The results from testing the classifier in the form of confusion matrices are saved. One for each population as output_population_confusion.txt, and one total confusion matrix produced from pooling all testing data from all populations, output_confusion.txt.

An array containing the accuracy scores per population (rows), per tree sequence tested (coloumns) is saved in output.kfold.log.

Painting

To use the trained classifier on real data first requires tree sequences to be constructed for each chromosome needing to be painted. This can be done in a way that is best for the data at hand, following the guidelines and suggestions in the RELATE documentation. Once tree sequences have been constructed, each chromosome can be painted with the command:

python paint.py 
	-ts <chromosome.trees> 
	-model <path_to_output_files/model.h5> 
	-nn <number_of_nodes> 
	-poplab <poplabels_file> 
	-sample <sample_order> 
	-out <output_prefix> 
	-map <genetic_map> 

The <poplabels_file> is the same as that used in the RELATE inference and must have the same population labels as in the <population_ages_file> used for classifier training. The <sample_order> is a file with the names of the samples in the correct order. This can be produced from the VCF file using bcftools or from the .sample file used in RELATE inference. It is needed to determine the correct sample order and should be one sample name per line. The map file is the genetic map file for the corresponding chromosome.

The output of this is 1. a output_painted.npz file. This is an array with dimensions N x S x 3, where N = number of trees and S = number of haploid samples. For each tree and each samples there is a path label, the softmax value for that assignment and the right genomic position of the tree intervals across the chromosome. 2.

The output_intervals.npz file is an N x S x 4 array. For each sample and each tree, the interval in bp the tree spans in columns 1 and 2, the path label in column 3, the genetic distance of the right hand edge the tree reaches along the chromosome in column 3 and the softmax value in column 4. This file is used as input to the admixture analysis.

The painting.R script can be used to visualize individual painted haploid chromosomes by passing the output_intervals.npz file loaded as an array in R and the haploid sample number to plot.

Admixture time and fraction analysis

The admixture time analysis estimates both the admixture time and fractions of the admixed populations Neo, Yam, Bronze_Age and present_day.
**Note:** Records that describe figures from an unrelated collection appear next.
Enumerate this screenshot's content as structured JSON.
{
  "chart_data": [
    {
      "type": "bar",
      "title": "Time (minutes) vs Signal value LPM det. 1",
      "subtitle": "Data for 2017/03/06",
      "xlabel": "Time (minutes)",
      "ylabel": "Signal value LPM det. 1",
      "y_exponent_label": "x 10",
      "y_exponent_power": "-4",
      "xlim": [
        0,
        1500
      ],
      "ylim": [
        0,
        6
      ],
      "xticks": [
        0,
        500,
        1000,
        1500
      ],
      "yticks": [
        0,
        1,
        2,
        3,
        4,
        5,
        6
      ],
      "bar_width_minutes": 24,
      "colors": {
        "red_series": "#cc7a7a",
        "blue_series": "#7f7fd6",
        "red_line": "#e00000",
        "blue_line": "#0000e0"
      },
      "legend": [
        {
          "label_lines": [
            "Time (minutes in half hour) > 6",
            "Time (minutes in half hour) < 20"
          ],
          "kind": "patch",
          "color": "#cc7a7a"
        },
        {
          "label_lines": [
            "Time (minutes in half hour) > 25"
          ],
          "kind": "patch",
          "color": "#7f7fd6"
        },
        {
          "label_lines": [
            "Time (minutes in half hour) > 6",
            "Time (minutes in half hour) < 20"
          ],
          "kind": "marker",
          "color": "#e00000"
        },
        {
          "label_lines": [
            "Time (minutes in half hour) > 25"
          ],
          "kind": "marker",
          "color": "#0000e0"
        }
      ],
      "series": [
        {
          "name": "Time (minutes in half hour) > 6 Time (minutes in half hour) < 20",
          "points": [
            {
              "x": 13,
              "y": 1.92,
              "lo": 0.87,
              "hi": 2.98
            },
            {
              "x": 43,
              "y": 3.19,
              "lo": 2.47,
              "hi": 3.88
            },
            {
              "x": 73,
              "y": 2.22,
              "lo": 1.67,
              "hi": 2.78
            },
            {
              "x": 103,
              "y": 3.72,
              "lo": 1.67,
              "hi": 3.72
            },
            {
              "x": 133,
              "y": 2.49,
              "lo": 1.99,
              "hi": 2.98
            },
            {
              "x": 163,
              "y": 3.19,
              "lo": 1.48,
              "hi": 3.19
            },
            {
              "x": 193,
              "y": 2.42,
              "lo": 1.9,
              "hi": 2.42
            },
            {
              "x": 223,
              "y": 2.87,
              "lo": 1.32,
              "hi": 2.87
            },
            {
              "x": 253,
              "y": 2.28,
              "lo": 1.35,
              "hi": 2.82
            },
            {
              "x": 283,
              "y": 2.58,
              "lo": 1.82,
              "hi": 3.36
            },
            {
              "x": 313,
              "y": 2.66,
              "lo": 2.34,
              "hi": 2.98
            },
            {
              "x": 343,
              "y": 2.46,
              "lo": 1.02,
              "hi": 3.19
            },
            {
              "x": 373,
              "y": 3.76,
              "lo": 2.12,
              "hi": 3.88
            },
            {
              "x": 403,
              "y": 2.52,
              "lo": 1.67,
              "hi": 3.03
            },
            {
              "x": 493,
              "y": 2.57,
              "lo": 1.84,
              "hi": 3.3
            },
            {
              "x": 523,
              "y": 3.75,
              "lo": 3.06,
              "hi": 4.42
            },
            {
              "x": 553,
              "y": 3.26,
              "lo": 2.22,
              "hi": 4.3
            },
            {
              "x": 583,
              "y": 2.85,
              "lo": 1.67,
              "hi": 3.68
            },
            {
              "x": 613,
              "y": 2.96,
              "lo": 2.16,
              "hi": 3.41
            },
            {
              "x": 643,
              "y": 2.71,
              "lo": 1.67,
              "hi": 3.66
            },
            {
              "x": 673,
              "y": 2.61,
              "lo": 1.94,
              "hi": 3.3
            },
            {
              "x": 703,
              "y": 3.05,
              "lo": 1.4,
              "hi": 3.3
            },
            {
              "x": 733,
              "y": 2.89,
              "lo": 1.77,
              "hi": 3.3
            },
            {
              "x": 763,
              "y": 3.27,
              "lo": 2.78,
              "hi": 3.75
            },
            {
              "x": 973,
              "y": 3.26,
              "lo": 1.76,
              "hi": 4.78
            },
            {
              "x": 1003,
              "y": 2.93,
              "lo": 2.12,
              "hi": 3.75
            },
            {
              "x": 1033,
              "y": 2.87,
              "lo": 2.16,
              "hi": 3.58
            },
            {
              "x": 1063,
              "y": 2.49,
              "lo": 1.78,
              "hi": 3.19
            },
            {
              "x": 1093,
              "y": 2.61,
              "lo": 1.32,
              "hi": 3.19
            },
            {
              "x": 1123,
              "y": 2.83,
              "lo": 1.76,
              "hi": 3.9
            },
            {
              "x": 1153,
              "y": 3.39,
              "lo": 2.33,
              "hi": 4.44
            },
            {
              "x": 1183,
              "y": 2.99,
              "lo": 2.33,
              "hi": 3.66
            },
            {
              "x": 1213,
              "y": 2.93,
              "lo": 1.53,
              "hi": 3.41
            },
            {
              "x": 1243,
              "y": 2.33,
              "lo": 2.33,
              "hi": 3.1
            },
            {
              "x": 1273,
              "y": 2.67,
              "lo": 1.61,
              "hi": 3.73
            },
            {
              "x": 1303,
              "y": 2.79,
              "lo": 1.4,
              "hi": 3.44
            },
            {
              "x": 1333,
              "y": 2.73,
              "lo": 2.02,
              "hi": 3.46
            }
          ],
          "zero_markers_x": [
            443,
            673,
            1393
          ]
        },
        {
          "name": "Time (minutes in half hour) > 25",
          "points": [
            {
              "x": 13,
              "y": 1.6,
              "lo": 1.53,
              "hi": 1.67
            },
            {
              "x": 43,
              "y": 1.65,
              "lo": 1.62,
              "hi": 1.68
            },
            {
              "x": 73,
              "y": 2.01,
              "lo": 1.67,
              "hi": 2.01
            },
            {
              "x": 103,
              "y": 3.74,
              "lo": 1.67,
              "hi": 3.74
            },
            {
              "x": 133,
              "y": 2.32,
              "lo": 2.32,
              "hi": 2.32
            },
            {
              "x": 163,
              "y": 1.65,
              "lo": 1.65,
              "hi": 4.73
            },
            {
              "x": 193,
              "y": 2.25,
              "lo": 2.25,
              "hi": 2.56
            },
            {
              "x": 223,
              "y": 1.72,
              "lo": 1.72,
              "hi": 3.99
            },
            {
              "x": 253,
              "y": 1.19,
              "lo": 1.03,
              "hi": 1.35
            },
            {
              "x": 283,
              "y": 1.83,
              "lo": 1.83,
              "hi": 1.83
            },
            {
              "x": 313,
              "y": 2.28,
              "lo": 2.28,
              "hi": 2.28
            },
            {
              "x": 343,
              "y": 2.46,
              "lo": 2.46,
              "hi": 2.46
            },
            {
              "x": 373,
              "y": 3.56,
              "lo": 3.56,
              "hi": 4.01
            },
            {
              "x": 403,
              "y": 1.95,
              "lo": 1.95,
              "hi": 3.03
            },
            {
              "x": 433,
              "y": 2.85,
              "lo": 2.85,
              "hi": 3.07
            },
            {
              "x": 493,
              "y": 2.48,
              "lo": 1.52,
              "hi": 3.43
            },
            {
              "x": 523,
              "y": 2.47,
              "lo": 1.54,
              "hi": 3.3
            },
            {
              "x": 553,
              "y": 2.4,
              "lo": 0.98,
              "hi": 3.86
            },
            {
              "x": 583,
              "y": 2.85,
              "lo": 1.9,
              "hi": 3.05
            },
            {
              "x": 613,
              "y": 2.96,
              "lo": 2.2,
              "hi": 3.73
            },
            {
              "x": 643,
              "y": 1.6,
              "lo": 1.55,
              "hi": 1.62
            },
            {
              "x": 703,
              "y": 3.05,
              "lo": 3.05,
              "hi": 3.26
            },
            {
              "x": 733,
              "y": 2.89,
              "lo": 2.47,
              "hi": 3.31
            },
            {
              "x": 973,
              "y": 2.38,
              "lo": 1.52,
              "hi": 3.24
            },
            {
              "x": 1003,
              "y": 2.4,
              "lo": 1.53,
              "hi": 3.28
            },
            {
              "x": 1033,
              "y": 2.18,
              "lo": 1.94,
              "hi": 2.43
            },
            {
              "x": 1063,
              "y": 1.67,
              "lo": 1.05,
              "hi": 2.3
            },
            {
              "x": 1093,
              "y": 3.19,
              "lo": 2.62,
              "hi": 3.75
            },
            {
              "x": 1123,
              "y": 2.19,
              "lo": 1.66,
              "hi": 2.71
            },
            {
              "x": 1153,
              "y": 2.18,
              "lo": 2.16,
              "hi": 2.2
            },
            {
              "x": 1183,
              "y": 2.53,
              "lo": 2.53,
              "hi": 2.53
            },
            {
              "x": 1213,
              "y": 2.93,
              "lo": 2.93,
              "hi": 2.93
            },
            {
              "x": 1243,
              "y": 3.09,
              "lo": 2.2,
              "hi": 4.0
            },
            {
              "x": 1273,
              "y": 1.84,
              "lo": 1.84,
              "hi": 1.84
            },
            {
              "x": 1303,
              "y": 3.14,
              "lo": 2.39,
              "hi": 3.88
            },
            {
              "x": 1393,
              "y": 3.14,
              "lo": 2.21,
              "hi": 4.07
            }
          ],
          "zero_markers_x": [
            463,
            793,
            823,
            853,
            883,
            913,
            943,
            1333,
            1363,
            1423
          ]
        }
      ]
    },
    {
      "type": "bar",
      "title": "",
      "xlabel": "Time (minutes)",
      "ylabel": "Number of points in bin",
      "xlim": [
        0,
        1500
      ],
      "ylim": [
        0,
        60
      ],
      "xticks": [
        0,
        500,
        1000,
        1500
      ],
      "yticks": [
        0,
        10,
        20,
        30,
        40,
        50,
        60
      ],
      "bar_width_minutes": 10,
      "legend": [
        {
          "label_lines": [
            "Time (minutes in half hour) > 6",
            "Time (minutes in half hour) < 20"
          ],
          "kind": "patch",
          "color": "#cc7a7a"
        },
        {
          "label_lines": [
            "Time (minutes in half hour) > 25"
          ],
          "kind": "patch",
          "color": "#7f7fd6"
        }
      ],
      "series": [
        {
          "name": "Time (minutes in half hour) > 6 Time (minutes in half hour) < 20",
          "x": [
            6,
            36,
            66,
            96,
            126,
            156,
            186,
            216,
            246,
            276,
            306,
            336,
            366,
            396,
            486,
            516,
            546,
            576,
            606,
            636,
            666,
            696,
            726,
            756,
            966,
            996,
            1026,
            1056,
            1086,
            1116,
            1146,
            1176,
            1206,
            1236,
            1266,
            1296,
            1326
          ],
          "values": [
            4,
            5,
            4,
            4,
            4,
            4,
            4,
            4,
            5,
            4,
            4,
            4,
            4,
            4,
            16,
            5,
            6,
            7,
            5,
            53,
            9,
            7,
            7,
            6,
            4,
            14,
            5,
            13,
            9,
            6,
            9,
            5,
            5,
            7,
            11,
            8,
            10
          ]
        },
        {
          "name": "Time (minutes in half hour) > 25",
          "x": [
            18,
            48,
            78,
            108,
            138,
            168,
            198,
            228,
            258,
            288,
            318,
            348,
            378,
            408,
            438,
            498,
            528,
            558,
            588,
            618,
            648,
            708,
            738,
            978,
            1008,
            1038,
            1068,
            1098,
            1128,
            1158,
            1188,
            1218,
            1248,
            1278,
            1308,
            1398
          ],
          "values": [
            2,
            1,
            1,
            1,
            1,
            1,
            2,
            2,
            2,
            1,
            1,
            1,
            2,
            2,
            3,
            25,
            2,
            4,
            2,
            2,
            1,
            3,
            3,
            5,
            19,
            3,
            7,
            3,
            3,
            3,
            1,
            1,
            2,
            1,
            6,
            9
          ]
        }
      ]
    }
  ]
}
Run the command.

python admixture.py 
	-poplab <poplabels_file> 
	-out <output_prefix> 
	-samples <sample_order> 
	-ints <list_of_interval_filenames> | -intsf <file_of interval_filenames>

The <poplabels_file> and <sample_order> are the same as for painting above. There is a choice between options -ints where a list of intervals filenames are passed or -intsf where a text file containing the interval filenames, one on each line, is passed.

The output of this command is two files. A output.times.npz file and a output.fractions.npz file. Both are arrays of S x 2 x 2 dimensions where S is the number of diploid samples. For each diploid sample there are two estimates of the admixture time/fraction, one from each of the two admixing ancestries and an associated standard error.